The offspring generated through genetic operators form the next generation, replacing the least fit individuals from the previous generation. The process of selection, crossover, and mutation is repeated for several generations, allowing the population to evolve and converge toward better solutions.

The error in GA optimization is typically related to the fitness values of the candidate solutions. In most cases, the objective is to minimize the error or maximize the fitness value. The error could represent the discrepancy between a candidate solution’s performance and the desired or optimal outcome. For example, in a problem of optimizing a mathematical function, the error may be the difference between the function’s output and the target value.

The GA optimization process aims to reduce this error or minimize the objective function by iteratively refining the population of candidate solutions. As the generations progress, the average fitness value of the population tends to improve, and the error decreases. Eventually, after multiple iterations, the algorithm may converge to a satisfactory solution or reach a termination condition, such as a maximum number of generations or a predefined error threshold.

Overall, the error in genetic algorithm optimization refers to the measure of the discrepancy between a candidate solution’s performance and the desired outcome, which the algorithm attempts to minimize through the evolutionary process.

Gaussian Process Regression

Gaussian Process Regression (GPR) is a probabilistic machine learning technique used for regression tasks. It is based on Gaussian processes, which are a collection of random variables, any finite number of which have a joint Gaussian distribution.

In GPR, instead of assuming a specific functional form for the relationship between input variables (features) and output variables (target), it models the underlying function as a Gaussian process. A Gaussian process is fully defined by its mean function and covariance function (also known as kernel function).
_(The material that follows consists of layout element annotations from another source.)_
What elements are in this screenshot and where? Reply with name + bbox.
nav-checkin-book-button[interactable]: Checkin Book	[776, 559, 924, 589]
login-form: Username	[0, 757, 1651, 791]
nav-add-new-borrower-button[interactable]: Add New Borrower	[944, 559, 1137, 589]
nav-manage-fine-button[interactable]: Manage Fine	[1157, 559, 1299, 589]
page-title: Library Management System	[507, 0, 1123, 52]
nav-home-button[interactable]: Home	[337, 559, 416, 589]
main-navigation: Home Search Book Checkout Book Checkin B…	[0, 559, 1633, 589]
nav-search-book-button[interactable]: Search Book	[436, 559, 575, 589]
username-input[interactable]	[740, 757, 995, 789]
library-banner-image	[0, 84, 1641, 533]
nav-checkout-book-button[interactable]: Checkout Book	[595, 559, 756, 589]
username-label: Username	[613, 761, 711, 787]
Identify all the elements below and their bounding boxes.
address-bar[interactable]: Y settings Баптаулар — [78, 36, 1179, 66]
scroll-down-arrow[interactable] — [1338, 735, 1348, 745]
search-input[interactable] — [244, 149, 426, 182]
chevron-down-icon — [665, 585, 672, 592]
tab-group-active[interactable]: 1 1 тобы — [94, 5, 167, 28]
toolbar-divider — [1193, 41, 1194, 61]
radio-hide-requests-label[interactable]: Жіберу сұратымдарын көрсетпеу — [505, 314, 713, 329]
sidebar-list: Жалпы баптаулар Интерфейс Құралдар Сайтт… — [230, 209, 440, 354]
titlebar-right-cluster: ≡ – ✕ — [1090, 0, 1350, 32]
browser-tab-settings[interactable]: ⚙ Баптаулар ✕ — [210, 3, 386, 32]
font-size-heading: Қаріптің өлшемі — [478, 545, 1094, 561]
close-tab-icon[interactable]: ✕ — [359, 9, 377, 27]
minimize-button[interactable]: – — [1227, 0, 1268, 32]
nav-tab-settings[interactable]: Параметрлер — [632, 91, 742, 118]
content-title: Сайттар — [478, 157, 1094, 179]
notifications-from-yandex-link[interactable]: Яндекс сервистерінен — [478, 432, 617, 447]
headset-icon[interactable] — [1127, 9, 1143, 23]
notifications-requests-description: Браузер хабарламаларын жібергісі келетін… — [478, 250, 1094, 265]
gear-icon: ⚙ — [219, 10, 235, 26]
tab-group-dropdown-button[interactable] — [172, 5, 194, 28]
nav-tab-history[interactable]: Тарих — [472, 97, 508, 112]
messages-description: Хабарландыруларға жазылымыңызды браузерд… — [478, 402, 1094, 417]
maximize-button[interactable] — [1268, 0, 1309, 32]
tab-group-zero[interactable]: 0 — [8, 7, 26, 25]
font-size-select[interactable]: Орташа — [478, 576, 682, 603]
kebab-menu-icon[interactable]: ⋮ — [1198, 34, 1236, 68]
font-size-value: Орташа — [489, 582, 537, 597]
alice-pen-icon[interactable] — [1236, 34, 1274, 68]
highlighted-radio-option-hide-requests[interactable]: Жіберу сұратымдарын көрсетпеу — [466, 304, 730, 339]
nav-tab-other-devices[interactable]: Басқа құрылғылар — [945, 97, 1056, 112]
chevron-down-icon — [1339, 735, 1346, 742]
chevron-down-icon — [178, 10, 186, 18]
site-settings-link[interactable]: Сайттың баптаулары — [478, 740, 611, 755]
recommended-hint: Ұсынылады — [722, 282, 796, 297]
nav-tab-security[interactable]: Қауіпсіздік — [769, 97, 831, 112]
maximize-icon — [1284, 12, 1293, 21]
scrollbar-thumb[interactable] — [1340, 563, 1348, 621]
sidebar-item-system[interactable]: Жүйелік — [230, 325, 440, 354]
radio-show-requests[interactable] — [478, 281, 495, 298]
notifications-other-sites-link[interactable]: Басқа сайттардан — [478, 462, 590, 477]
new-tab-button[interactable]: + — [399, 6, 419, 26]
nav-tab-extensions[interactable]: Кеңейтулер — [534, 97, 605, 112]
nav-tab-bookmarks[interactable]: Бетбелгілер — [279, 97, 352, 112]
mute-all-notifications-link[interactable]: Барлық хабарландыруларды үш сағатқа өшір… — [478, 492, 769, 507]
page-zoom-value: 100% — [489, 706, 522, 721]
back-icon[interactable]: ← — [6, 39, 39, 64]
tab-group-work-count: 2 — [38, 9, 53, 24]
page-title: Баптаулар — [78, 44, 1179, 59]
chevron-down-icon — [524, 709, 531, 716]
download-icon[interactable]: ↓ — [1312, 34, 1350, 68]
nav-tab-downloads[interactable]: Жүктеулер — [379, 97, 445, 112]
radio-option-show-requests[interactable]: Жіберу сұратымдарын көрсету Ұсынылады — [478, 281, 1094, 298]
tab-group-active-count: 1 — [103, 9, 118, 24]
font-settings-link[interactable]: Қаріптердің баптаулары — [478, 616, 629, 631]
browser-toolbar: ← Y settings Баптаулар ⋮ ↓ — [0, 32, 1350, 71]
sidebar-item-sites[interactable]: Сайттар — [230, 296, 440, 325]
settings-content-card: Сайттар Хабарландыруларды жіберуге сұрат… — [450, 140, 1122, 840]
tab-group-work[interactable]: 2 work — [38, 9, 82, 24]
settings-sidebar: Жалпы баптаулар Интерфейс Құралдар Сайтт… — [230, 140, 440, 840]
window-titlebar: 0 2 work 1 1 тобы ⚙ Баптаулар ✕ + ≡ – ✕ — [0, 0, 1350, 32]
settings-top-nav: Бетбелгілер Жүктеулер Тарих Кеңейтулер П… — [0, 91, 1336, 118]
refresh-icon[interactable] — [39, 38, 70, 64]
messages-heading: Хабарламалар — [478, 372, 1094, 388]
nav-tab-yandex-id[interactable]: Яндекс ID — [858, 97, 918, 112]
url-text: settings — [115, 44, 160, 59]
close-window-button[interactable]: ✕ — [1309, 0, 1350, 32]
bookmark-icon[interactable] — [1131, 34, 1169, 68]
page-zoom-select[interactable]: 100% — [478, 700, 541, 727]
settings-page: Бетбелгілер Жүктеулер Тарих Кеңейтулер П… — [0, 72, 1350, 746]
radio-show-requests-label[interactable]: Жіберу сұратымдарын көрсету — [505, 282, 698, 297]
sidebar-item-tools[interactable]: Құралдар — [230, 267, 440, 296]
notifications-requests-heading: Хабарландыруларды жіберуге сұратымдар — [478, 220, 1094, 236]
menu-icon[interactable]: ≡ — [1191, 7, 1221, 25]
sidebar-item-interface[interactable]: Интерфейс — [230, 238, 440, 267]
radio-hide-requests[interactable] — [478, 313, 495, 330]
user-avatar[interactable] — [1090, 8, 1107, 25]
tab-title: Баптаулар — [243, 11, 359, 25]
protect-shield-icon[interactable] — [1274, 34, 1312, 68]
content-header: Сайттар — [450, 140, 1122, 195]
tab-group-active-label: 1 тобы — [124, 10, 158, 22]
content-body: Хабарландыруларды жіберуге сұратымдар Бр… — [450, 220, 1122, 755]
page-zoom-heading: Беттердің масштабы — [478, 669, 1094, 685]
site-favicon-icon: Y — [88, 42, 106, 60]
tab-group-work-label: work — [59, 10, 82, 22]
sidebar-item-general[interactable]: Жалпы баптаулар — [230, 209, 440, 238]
The mean function represents the expected value of the target variable given the input variables, while the covariance function captures the relationships and similarities between different input-output pairs. The choice of the covariance function determines the smoothness, stationarity, and other properties of the modeled function.

During the training phase, GPR estimates the parameters of the mean and covariance functions from the provided training data. The model uses Bayesian inference to compute a posterior distribution over the possible functions that could explain the data. This posterior distribution is then used to make predictions for new, unseen data points.

GPR provides several advantages, including:

Flexibility: Since GPR does not assume a specific functional form, it can model complex relationships between variables without imposing strong assumptions.

Uncertainty estimation: GPR provides a measure of uncertainty for each prediction. This is particularly useful in cases where reliable uncertainty estimates are important, such as in decision-making under uncertainty or when dealing with noisy or sparse data.

Interpolation and extrapolation: GPR can effectively interpolate between observed data points and make predictions at unobserved locations, even in regions with limited or no data.

Bayesian framework: GPR naturally incorporates prior knowledge and allows updating the model as new data becomes available.

However, GPR can be computationally intensive for large datasets, as its time and space complexity scales cubically with the number of training examples. Various approximation techniques and sparse methods have been developed to address this limitation.